Scientists at Ben-Gurion University of the Negev (BGU) say they have invented an artificial nose equipped to perform continuous bacterial monitoring – a capability they say has never previously been achieved and one with multiple applications in medicine, environmental monitoring and food.
The system employs a proprietary formulation of carbon nanoparticles (“carbon dots”) capable of sensing gas molecules and detecting bacteria through the volatile metabolites these microorganisms emit into the air, according to lead researcher Raz Jelinek.
The sensing mechanism is based on recording the capacitance of interdigitated electrodes (IDEs) coated with carbon dots (C-dots) exhibiting different polarities.
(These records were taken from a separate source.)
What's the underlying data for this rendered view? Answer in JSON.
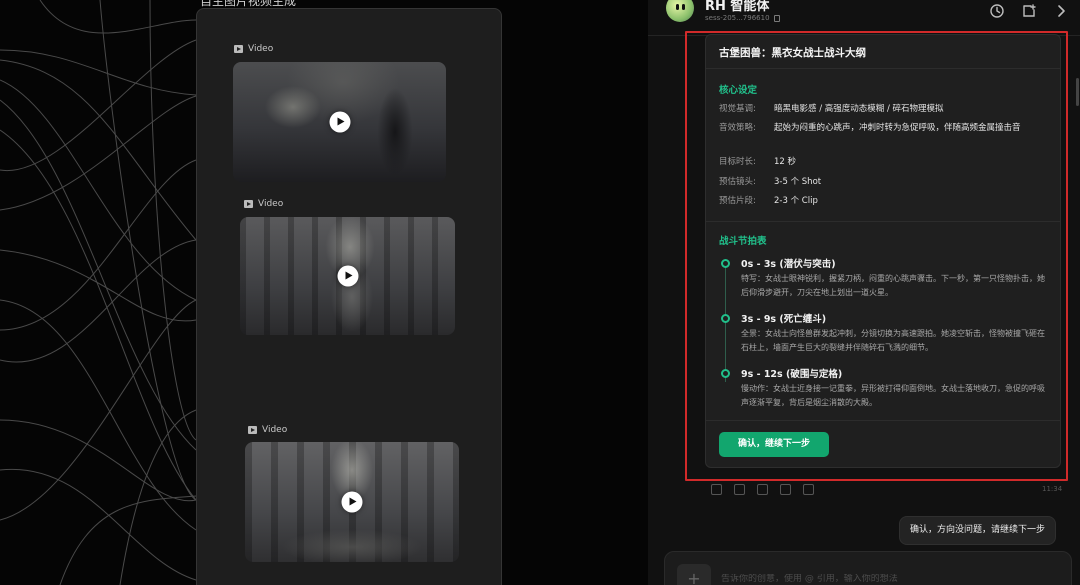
{
  "canvas": {
    "node_title": "自主图片视频生成",
    "video_nodes": [
      {
        "label": "Video"
      },
      {
        "label": "Video"
      },
      {
        "label": "Video"
      }
    ]
  },
  "chat": {
    "agent_name": "RH 智能体",
    "session_id": "sess-205...796610",
    "outline": {
      "title": "古堡困兽：黑衣女战士战斗大纲",
      "core_section_title": "核心设定",
      "settings": [
        {
          "key": "视觉基调:",
          "value": "暗黑电影感 / 高强度动态模糊 / 碎石物理模拟"
        },
        {
          "key": "音效策略:",
          "value": "起始为闷重的心跳声，冲刺时转为急促呼吸，伴随高频金属撞击音"
        },
        {
          "key": "目标时长:",
          "value": "12 秒"
        },
        {
          "key": "预估镜头:",
          "value": "3-5 个 Shot"
        },
        {
          "key": "预估片段:",
          "value": "2-3 个 Clip"
        }
      ],
      "beats_section_title": "战斗节拍表",
      "beats": [
        {
          "title": "0s - 3s (潜伏与突击)",
          "desc": "特写：女战士眼神锐利，握紧刀柄，闷重的心跳声骤击。下一秒，第一只怪物扑击，她后仰滑步避开，刀尖在地上划出一道火星。"
        },
        {
          "title": "3s - 9s (死亡缠斗)",
          "desc": "全景：女战士向怪兽群发起冲刺，分镜切换为高速跟拍。她凌空斩击，怪物被撞飞砸在石柱上，墙面产生巨大的裂缝并伴随碎石飞溅的细节。"
        },
        {
          "title": "9s - 12s (破围与定格)",
          "desc": "慢动作：女战士近身接一记重拳，异形被打得仰面倒地。女战士落地收刀，急促的呼吸声逐渐平复，背后是烟尘消散的大殿。"
        }
      ],
      "confirm_label": "确认，继续下一步"
    },
    "message_time": "11:34",
    "user_message": "确认，方向没问题，请继续下一步",
    "input_placeholder": "告诉你的创意，使用 @ 引用，输入你的想法"
  }
}
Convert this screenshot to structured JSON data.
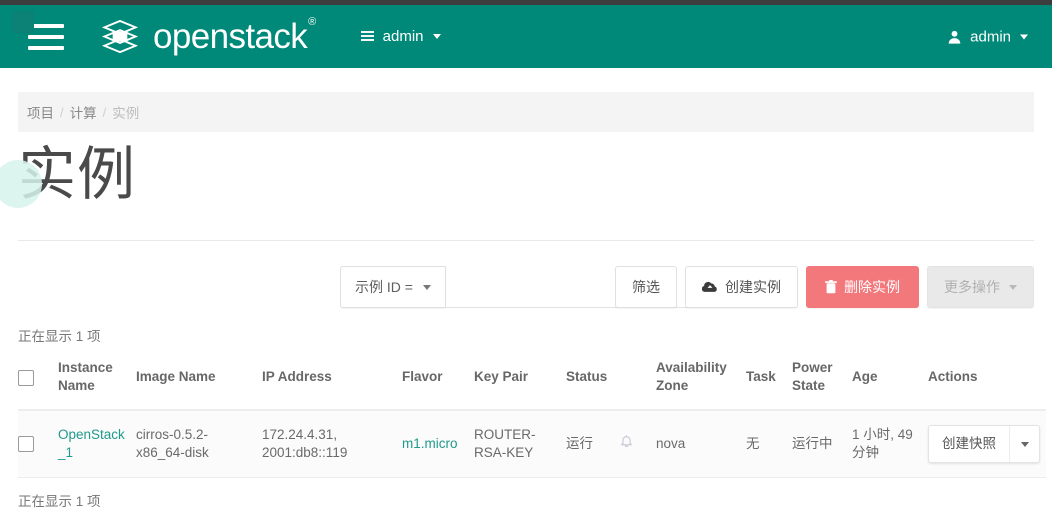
{
  "header": {
    "brand": "openstack",
    "brand_mark": "®",
    "project": "admin",
    "user": "admin",
    "menu_icon": "hamburger-icon",
    "project_icon": "grid-icon",
    "user_icon": "user-icon"
  },
  "breadcrumb": {
    "items": [
      "项目",
      "计算",
      "实例"
    ],
    "separator": "/"
  },
  "page": {
    "title": "实例"
  },
  "toolbar": {
    "filter_select_label": "示例 ID =",
    "filter_input_value": "",
    "filter_input_placeholder": "",
    "filter_button": "筛选",
    "create_button": "创建实例",
    "delete_button": "删除实例",
    "more_button": "更多操作",
    "create_icon": "cloud-upload-icon",
    "delete_icon": "trash-icon",
    "danger_color": "#f2787c",
    "accent_color": "#008878"
  },
  "table": {
    "count_top": "正在显示 1 项",
    "count_bottom": "正在显示 1 项",
    "columns": [
      "Instance Name",
      "Image Name",
      "IP Address",
      "Flavor",
      "Key Pair",
      "Status",
      "Availability Zone",
      "Task",
      "Power State",
      "Age",
      "Actions"
    ],
    "rows": [
      {
        "instance_name": "OpenStack_1",
        "image_name": "cirros-0.5.2-x86_64-disk",
        "ip_address": "172.24.4.31, 2001:db8::119",
        "flavor": "m1.micro",
        "key_pair": "ROUTER-RSA-KEY",
        "status": "运行",
        "alarm_icon": "bell-icon",
        "availability_zone": "nova",
        "task": "无",
        "power_state": "运行中",
        "age": "1 小时, 49 分钟",
        "action_label": "创建快照",
        "action_caret": "chevron-down-icon"
      }
    ]
  }
}
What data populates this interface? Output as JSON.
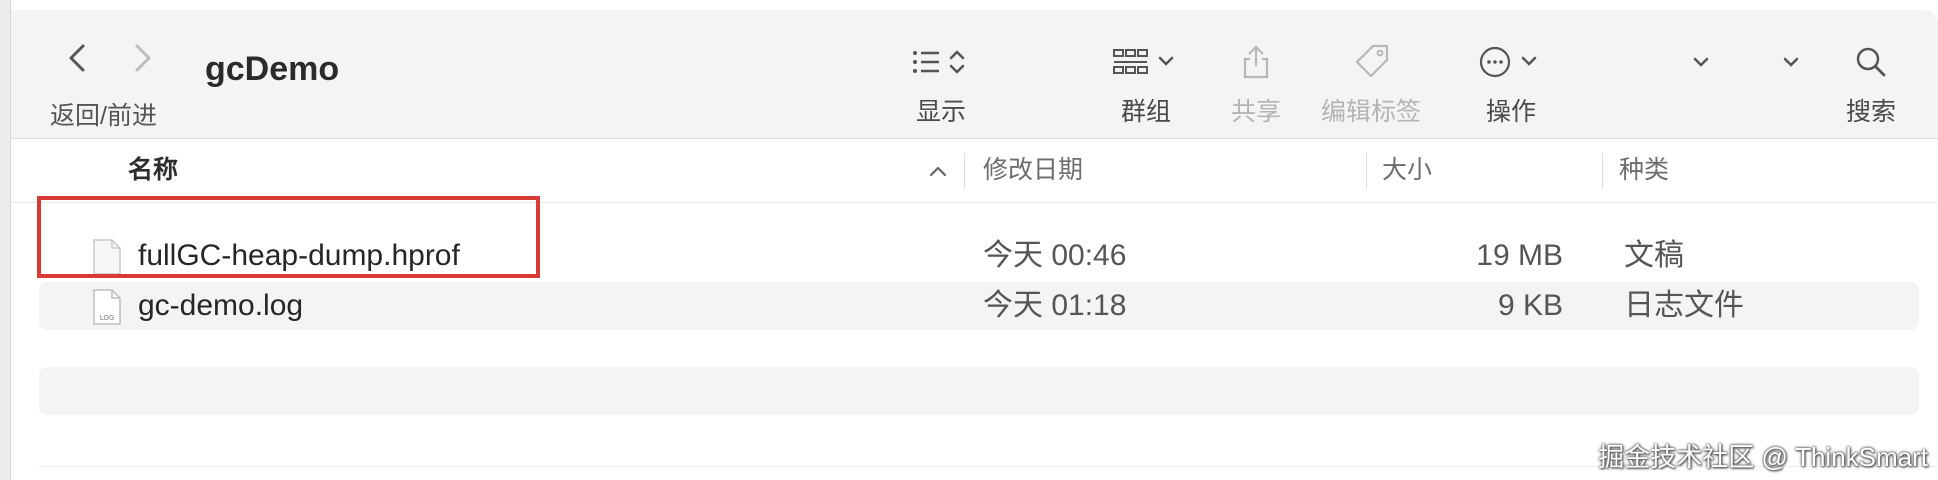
{
  "window": {
    "title": "gcDemo",
    "nav_label": "返回/前进"
  },
  "toolbar": {
    "view_label": "显示",
    "group_label": "群组",
    "share_label": "共享",
    "tags_label": "编辑标签",
    "action_label": "操作",
    "search_label": "搜索"
  },
  "columns": {
    "name": "名称",
    "date_modified": "修改日期",
    "size": "大小",
    "kind": "种类"
  },
  "files": [
    {
      "name": "fullGC-heap-dump.hprof",
      "modified": "今天 00:46",
      "size": "19 MB",
      "kind": "文稿",
      "icon": "document-icon",
      "icon_tag": ""
    },
    {
      "name": "gc-demo.log",
      "modified": "今天 01:18",
      "size": "9 KB",
      "kind": "日志文件",
      "icon": "log-file-icon",
      "icon_tag": "LOG"
    }
  ],
  "watermark": "掘金技术社区 @ ThinkSmart",
  "colors": {
    "highlight_border": "#d93a36",
    "toolbar_bg": "#f5f3f3",
    "alt_row_bg": "#f4f4f4"
  }
}
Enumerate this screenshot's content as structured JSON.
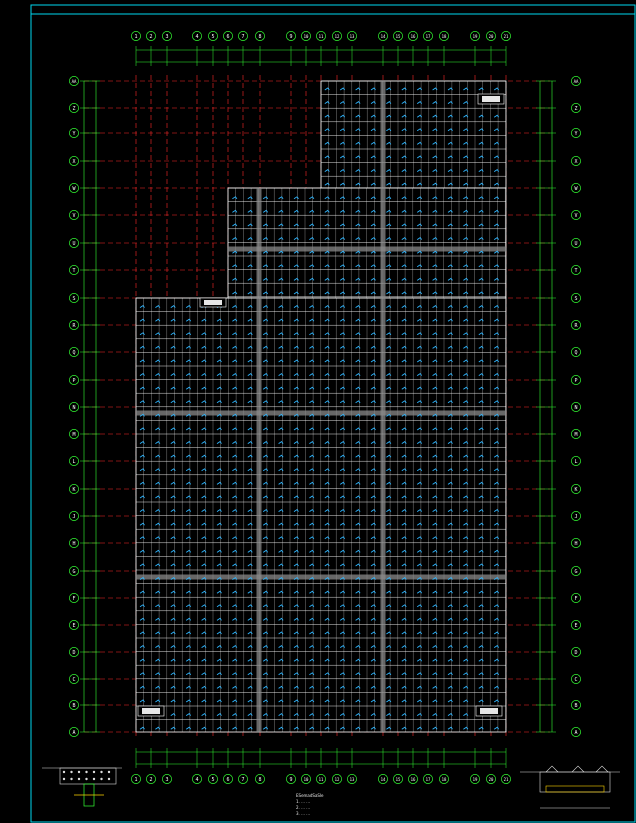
{
  "drawing": {
    "colors": {
      "background": "#000000",
      "frame": "#00d8f0",
      "axis": "#33ff33",
      "grid": "#ff2a2a",
      "structure": "#ffffff",
      "symbol": "#2fb6ff",
      "band": "#8a8a8a",
      "yellow": "#ffd400"
    },
    "column_axes": [
      "1",
      "2",
      "3",
      "4",
      "5",
      "6",
      "7",
      "8",
      "9",
      "10",
      "11",
      "12",
      "13",
      "14",
      "15",
      "16",
      "17",
      "18",
      "19",
      "20",
      "21"
    ],
    "row_axes": [
      "A",
      "B",
      "C",
      "D",
      "E",
      "F",
      "G",
      "H",
      "J",
      "K",
      "L",
      "M",
      "N",
      "P",
      "Q",
      "R",
      "S",
      "T",
      "U",
      "V",
      "W",
      "X",
      "Y",
      "Z",
      "AA"
    ]
  },
  "notes": {
    "title": "ESemadSaSle",
    "lines": [
      "1. ... ...",
      "2. ... ...",
      "3. ... ..."
    ]
  }
}
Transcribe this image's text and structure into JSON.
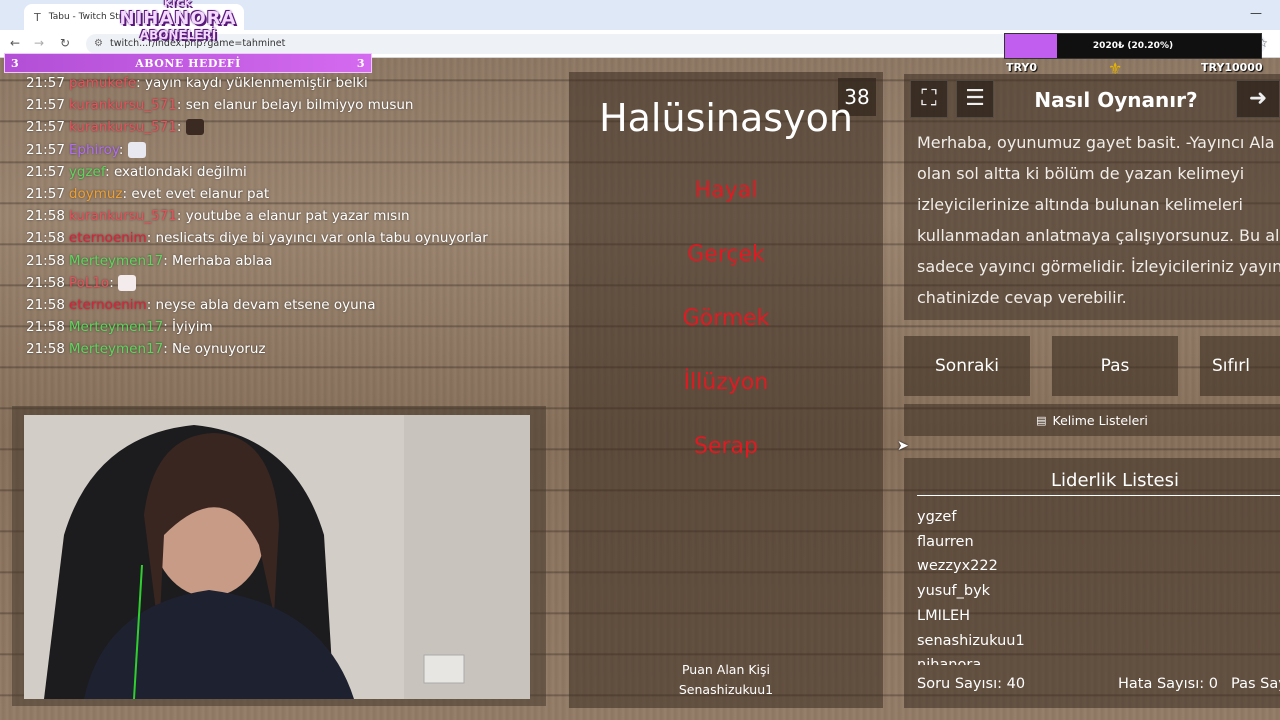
{
  "browser": {
    "tab_title": "Tabu - Twitch Strea",
    "tab_icon": "twitch-tools-icon",
    "url": "twitch...r/index.php?game=tahminet"
  },
  "overlay": {
    "logo_small": "KICK",
    "logo_big": "NIHANORA",
    "logo_mid": "ABONELERİ",
    "sub_goal": {
      "left_count": "3",
      "label": "ABONE HEDEFİ",
      "right_count": "3",
      "color": "#c15ef0"
    },
    "donation": {
      "text": "2020₺ (20.20%)",
      "progress": 0.202,
      "min_label": "TRY0",
      "max_label": "TRY10000",
      "fill_color": "#c15ef0"
    }
  },
  "chat": [
    {
      "time": "21:57",
      "user": "pamukefe",
      "color": "#e8505b",
      "message": "yayın kaydı yüklenmemiştir belki"
    },
    {
      "time": "21:57",
      "user": "kurankursu_571",
      "color": "#e8505b",
      "message": "sen elanur belayı bilmiyyo musun"
    },
    {
      "time": "21:57",
      "user": "kurankursu_571",
      "color": "#e8505b",
      "message": "",
      "emote": "#3a2a22"
    },
    {
      "time": "21:57",
      "user": "Ephiroy",
      "color": "#b06ef5",
      "message": "",
      "emote": "#e8e8f0"
    },
    {
      "time": "21:57",
      "user": "ygzef",
      "color": "#5cd65c",
      "message": "exatlondaki değilmi"
    },
    {
      "time": "21:57",
      "user": "doymuz",
      "color": "#f0a030",
      "message": "evet evet elanur pat"
    },
    {
      "time": "21:58",
      "user": "kurankursu_571",
      "color": "#e8505b",
      "message": "youtube a elanur pat yazar mısın"
    },
    {
      "time": "21:58",
      "user": "eternoenim",
      "color": "#e0203a",
      "message": "neslicats diye bi yayıncı var onla tabu oynuyorlar"
    },
    {
      "time": "21:58",
      "user": "Merteymen17",
      "color": "#5cd65c",
      "message": "Merhaba ablaa"
    },
    {
      "time": "21:58",
      "user": "PoL1o",
      "color": "#e8505b",
      "message": "",
      "emote": "#f4ecec"
    },
    {
      "time": "21:58",
      "user": "eternoenim",
      "color": "#e0203a",
      "message": "neyse abla devam etsene oyuna"
    },
    {
      "time": "21:58",
      "user": "Merteymen17",
      "color": "#5cd65c",
      "message": "İyiyim"
    },
    {
      "time": "21:58",
      "user": "Merteymen17",
      "color": "#5cd65c",
      "message": "Ne oynuyoruz"
    }
  ],
  "card": {
    "count": "38",
    "word": "Halüsinasyon",
    "taboo_words": [
      "Hayal",
      "Gerçek",
      "Görmek",
      "İllüzyon",
      "Serap"
    ],
    "scorer_label": "Puan Alan Kişi",
    "scorer_name": "Senashizukuu1",
    "taboo_color": "#e01a22"
  },
  "info": {
    "title": "Nasıl Oynanır?",
    "text_lines": [
      "Merhaba, oyunumuz gayet basit. -Yayıncı Ala",
      "olan sol altta ki bölüm de yazan kelimeyi",
      "izleyicilerinize altında bulunan kelimeleri",
      "kullanmadan anlatmaya çalışıyorsunuz. Bu ala",
      "sadece yayıncı görmelidir. İzleyicileriniz yayın",
      "chatinizde cevap verebilir."
    ]
  },
  "controls": {
    "next": "Sonraki",
    "pass": "Pas",
    "reset": "Sıfırl",
    "word_lists": "Kelime Listeleri"
  },
  "leaderboard": {
    "title": "Liderlik Listesi",
    "entries": [
      "ygzef",
      "flaurren",
      "wezzyx222",
      "yusuf_byk",
      "LMILEH",
      "senashizukuu1",
      "nihanora"
    ]
  },
  "stats": {
    "questions_label": "Soru Sayısı:",
    "questions_value": "40",
    "errors_label": "Hata Sayısı:",
    "errors_value": "0",
    "pass_label": "Pas Say"
  }
}
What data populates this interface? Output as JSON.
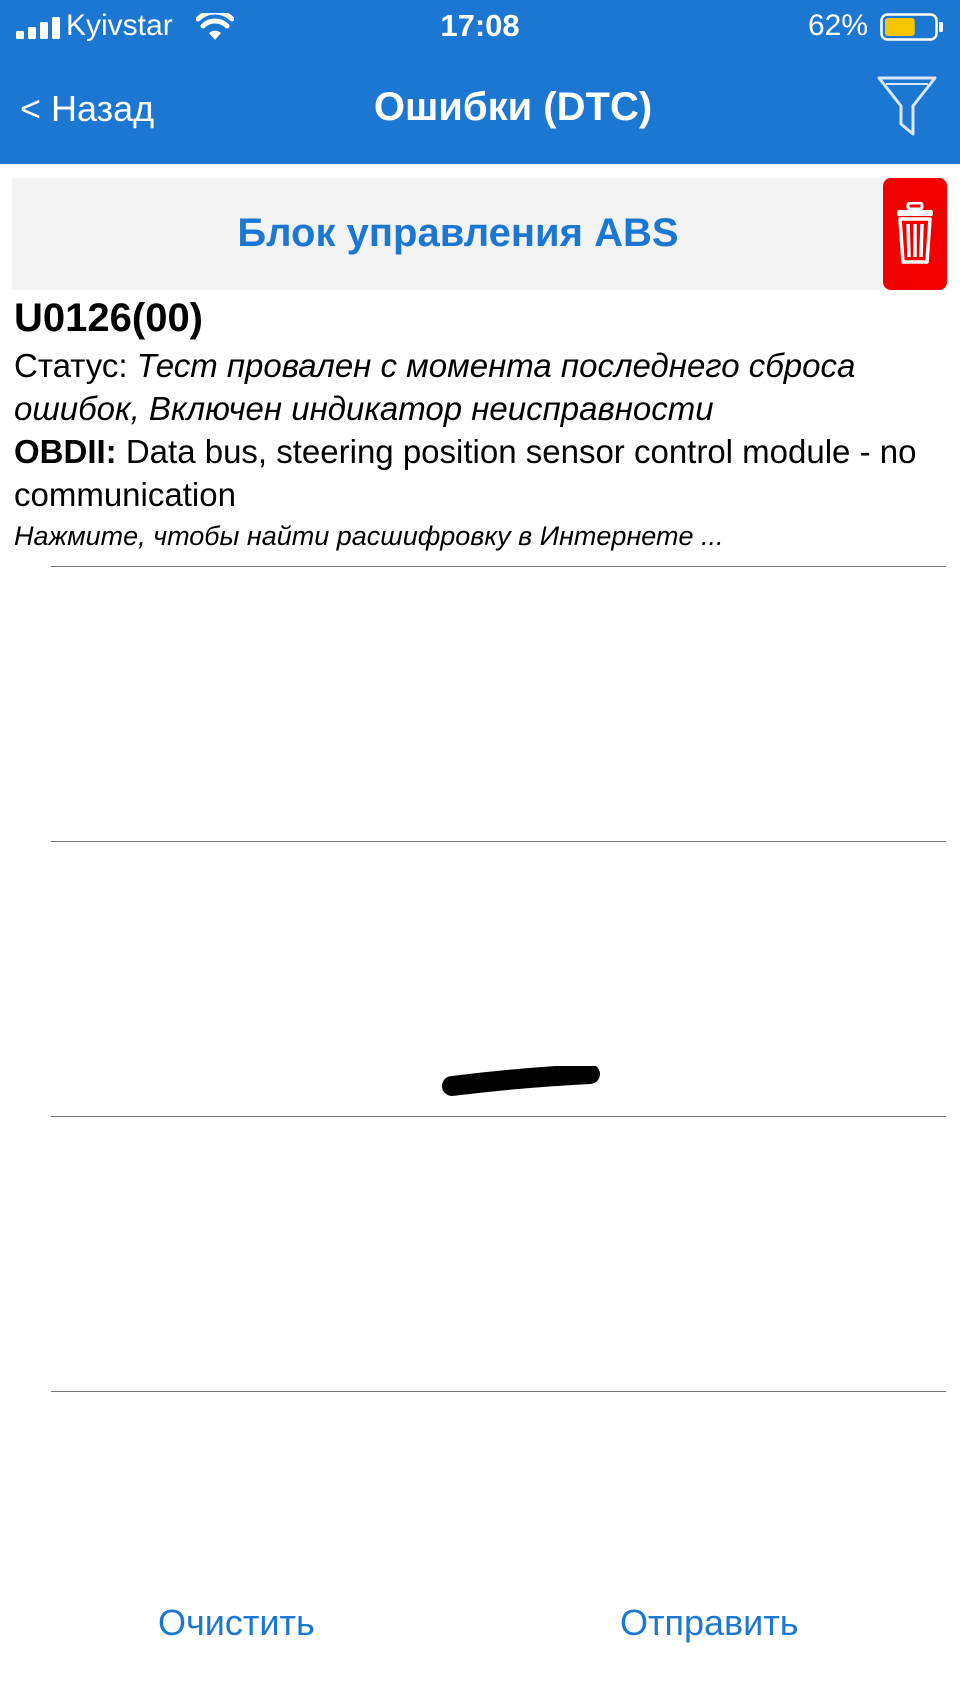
{
  "status_bar": {
    "carrier": "Kyivstar",
    "time": "17:08",
    "battery_percent": "62%",
    "battery_level": 0.62,
    "battery_color": "#f7c600"
  },
  "nav": {
    "back_label": "< Назад",
    "title": "Ошибки (DTC)",
    "filter_icon": "filter-icon"
  },
  "module": {
    "title": "Блок управления ABS",
    "delete_icon": "trash-icon"
  },
  "dtc": {
    "code": "U0126(00)",
    "status_label": "Статус:",
    "status_value": "Тест провален с момента последнего сброса ошибок, Включен индикатор неисправности",
    "obd_label": "OBDII:",
    "obd_value": "Data bus, steering position sensor control module - no communication",
    "hint": "Нажмите, чтобы найти расшифровку в Интернете ..."
  },
  "footer": {
    "clear_label": "Очистить",
    "send_label": "Отправить"
  },
  "colors": {
    "header": "#1b77d2",
    "accent": "#1b77d2",
    "delete": "#f20000",
    "module_bg": "#f3f3f3"
  }
}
These different polarities lead to what appear to be significant benefits in terms of selectivity and sensitivity, determined by “polarity matching” between the C-dots and gas molecules, according to the paper, published in Nano-Micro Letters in April.
The selectivity is further boosted by the use of machine learning algorithms to provide “excellent predictability both in the case of individual gases and for complex gas mixtures.”
The C-dot artificial nose facilitates, seemingly for the first time, “real-time, continuous monitoring of bacterial proliferation and discrimination among bacterial species, both between Gram-positive and Gram-negative bacteria and between specific strains.”
The patent-pending technology has many applications including identifying bacteria in healthcare facilities and buildings; speeding lab testing and breath-based diagnostic testing; identifying “good” vs. pathogenic bacteria in the microbiome; detecting food spoilage and identifying poisonous gases.
The resulting C-dot-IDE platform constitutes a versatile and powerful vehicle for gas sensing in general, and bacterial monitoring in particular, say the researchers. “Machine learning can be applied to train the sensor to identify different gas molecules, individually or in mixtures, with high accuracy.”